We will be sending on additional information, fact sheets and action steps in the next few days.  Below is a summary of the EBT restrictions in the House budget (Outside Section 35, as amended) from my MLRI colleague, Deborah Harris. The Senate budget is currently being developed and expected to be finished in the next two weeks. Calls to your State Senators - to educate them how difficult and unworkable many of these provisions are - is critical! 

1.     A version of Section 35’s ban on using cash assistance benefits held on EBT cards to buy particular products or services. This version has some but not all of the corrections to Section 35 that were in the Toomey amendment and some additions that make it worse than Section 35.  Prohibited products and services include:

a.     Cosmetics—defined( in language that they should have been embarrassed about) to include “articles intended to be rubbed, poured, sprinkled, or sprayed on, introduced into, or otherwise applied to the human body or any part thereof for cleansing, beautifying, promoting attractiveness, or altering the appearance, and (2) articles intended for use as a component of any such articles; provided, however, that cosmetics shall not include soap, shampoo, deodorant, toothpaste, or other personal hygiene products.”  Shaving cream and a razor would be prohibited as well as chap stick and of course lipstick, and coverup for teenage acne.

b.     Admission to any performance other than a school or nonprofit performance.  Going to a movie, or paying for your child go to a movie would be prohibited. A concert by any entity other than a school or nonprofit would be prohibited.

c.     Professional services other than health services, haircutting and funerals. Lawyer services would be prohibited. It would be a violation to use one’s benefits to pay a lawyer to defend against an eviction, for example.

d.     Jewelry

e.     Rental of any goods or real property except for the primary residence.
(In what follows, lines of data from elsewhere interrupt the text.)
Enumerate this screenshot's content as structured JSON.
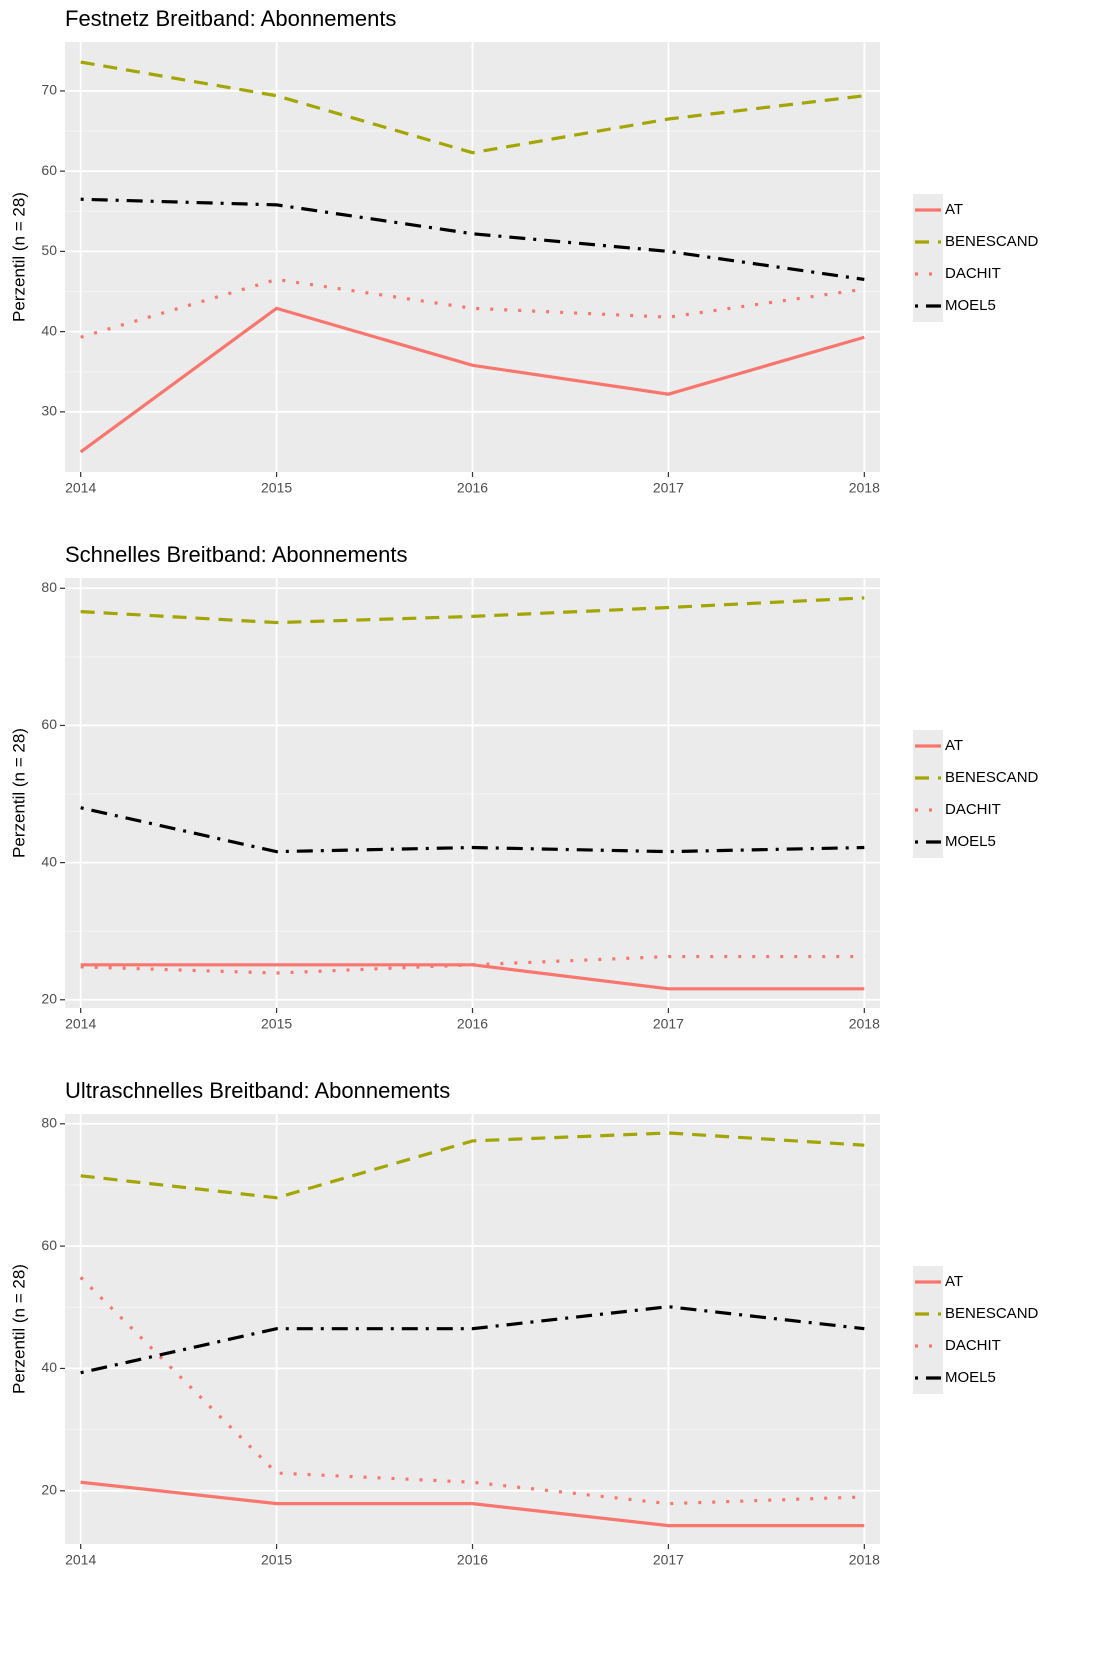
{
  "chart_data": [
    {
      "type": "line",
      "title": "Festnetz Breitband: Abonnements",
      "y_label": "Perzentil (n = 28)",
      "x": [
        2014,
        2015,
        2016,
        2017,
        2018
      ],
      "xlim": [
        2013.92,
        2018.08
      ],
      "xticks": [
        2014,
        2015,
        2016,
        2017,
        2018
      ],
      "ylim": [
        22.5,
        76.1
      ],
      "yticks": [
        30,
        40,
        50,
        60,
        70
      ],
      "grid": true,
      "series": [
        {
          "name": "AT",
          "color": "#f8766d",
          "dash": "solid",
          "values": [
            25.0,
            42.9,
            35.8,
            32.2,
            39.3
          ]
        },
        {
          "name": "BENESCAND",
          "color": "#a3a500",
          "dash": "dashed",
          "values": [
            73.6,
            69.4,
            62.3,
            66.5,
            69.4
          ]
        },
        {
          "name": "DACHIT",
          "color": "#f8766d",
          "dash": "dotted",
          "values": [
            39.3,
            46.5,
            42.9,
            41.8,
            45.3
          ]
        },
        {
          "name": "MOEL5",
          "color": "#000000",
          "dash": "dotdash",
          "values": [
            56.5,
            55.8,
            52.2,
            50.0,
            46.5
          ]
        }
      ]
    },
    {
      "type": "line",
      "title": "Schnelles Breitband: Abonnements",
      "y_label": "Perzentil (n = 28)",
      "x": [
        2014,
        2015,
        2016,
        2017,
        2018
      ],
      "xlim": [
        2013.92,
        2018.08
      ],
      "xticks": [
        2014,
        2015,
        2016,
        2017,
        2018
      ],
      "ylim": [
        18.8,
        81.5
      ],
      "yticks": [
        20,
        40,
        60,
        80
      ],
      "grid": true,
      "series": [
        {
          "name": "AT",
          "color": "#f8766d",
          "dash": "solid",
          "values": [
            25.1,
            25.1,
            25.1,
            21.6,
            21.6
          ]
        },
        {
          "name": "BENESCAND",
          "color": "#a3a500",
          "dash": "dashed",
          "values": [
            76.6,
            75.0,
            75.9,
            77.2,
            78.6
          ]
        },
        {
          "name": "DACHIT",
          "color": "#f8766d",
          "dash": "dotted",
          "values": [
            24.8,
            23.9,
            25.1,
            26.3,
            26.3
          ]
        },
        {
          "name": "MOEL5",
          "color": "#000000",
          "dash": "dotdash",
          "values": [
            48.0,
            41.6,
            42.2,
            41.6,
            42.2
          ]
        }
      ]
    },
    {
      "type": "line",
      "title": "Ultraschnelles Breitband: Abonnements",
      "y_label": "Perzentil (n = 28)",
      "x": [
        2014,
        2015,
        2016,
        2017,
        2018
      ],
      "xlim": [
        2013.92,
        2018.08
      ],
      "xticks": [
        2014,
        2015,
        2016,
        2017,
        2018
      ],
      "ylim": [
        11.3,
        81.6
      ],
      "yticks": [
        20,
        40,
        60,
        80
      ],
      "grid": true,
      "series": [
        {
          "name": "AT",
          "color": "#f8766d",
          "dash": "solid",
          "values": [
            21.4,
            17.9,
            17.9,
            14.3,
            14.3
          ]
        },
        {
          "name": "BENESCAND",
          "color": "#a3a500",
          "dash": "dashed",
          "values": [
            71.5,
            67.9,
            77.2,
            78.5,
            76.5
          ]
        },
        {
          "name": "DACHIT",
          "color": "#f8766d",
          "dash": "dotted",
          "values": [
            54.9,
            22.9,
            21.4,
            17.9,
            19.0
          ]
        },
        {
          "name": "MOEL5",
          "color": "#000000",
          "dash": "dotdash",
          "values": [
            39.3,
            46.5,
            46.5,
            50.1,
            46.5
          ]
        }
      ]
    }
  ]
}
Families leaving shelter for housing who cannot access donated furniture would have to make their kids sleep on the floor, sometimes with rats and roaches.

2.     Businesses that offer for sale any prohibited service or product have to post a sign advising patrons of the excluded products.
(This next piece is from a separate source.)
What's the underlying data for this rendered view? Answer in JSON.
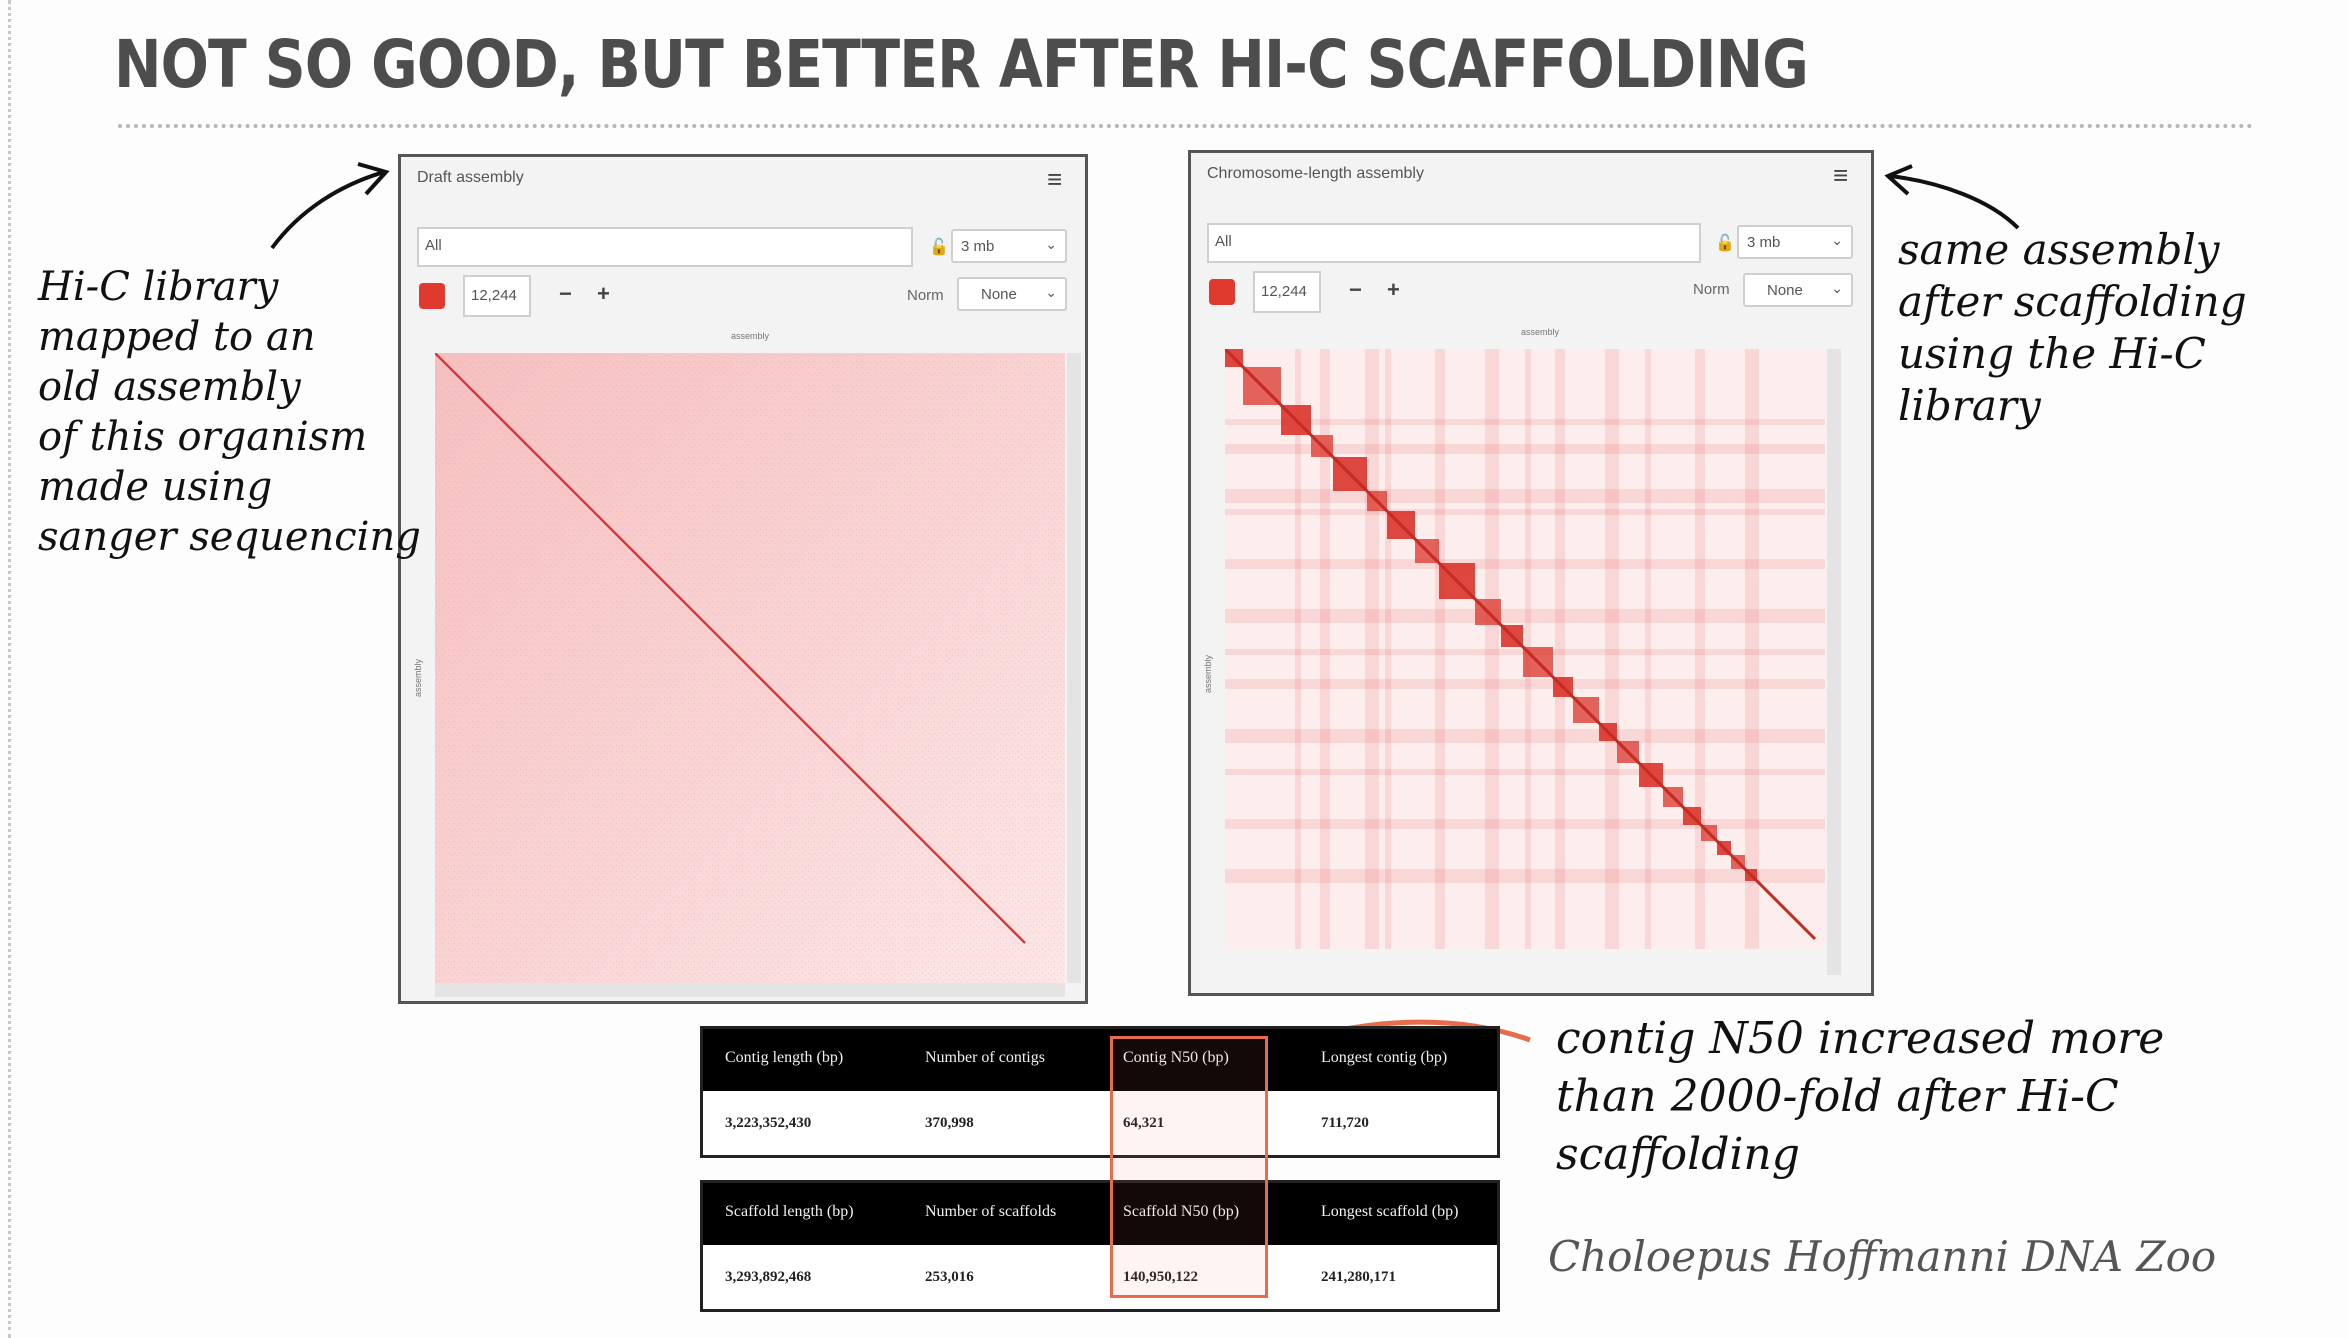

3.     In addition, the House EBT amendment adds additional types of businesses that are prohibited from housing an ATM or any other device that would allow recipients to access cash.  This prohibition includes any place a performance  or sporting event takes place, rent-to-own businesses, jewelry stores, and cruise ships.  

4.     Cash assistance benefits may only be accessed in Massachusetts or a border state.

5.     A recipient who makes a prohibited purchase shall be disqualified for three months for the first violation (generally about $300, even for a $1 prohibited purchase), and permanently for a second offense.

6.     Businesses are subject to fines up to $10,000 for accepting cash EBT in violation of the law.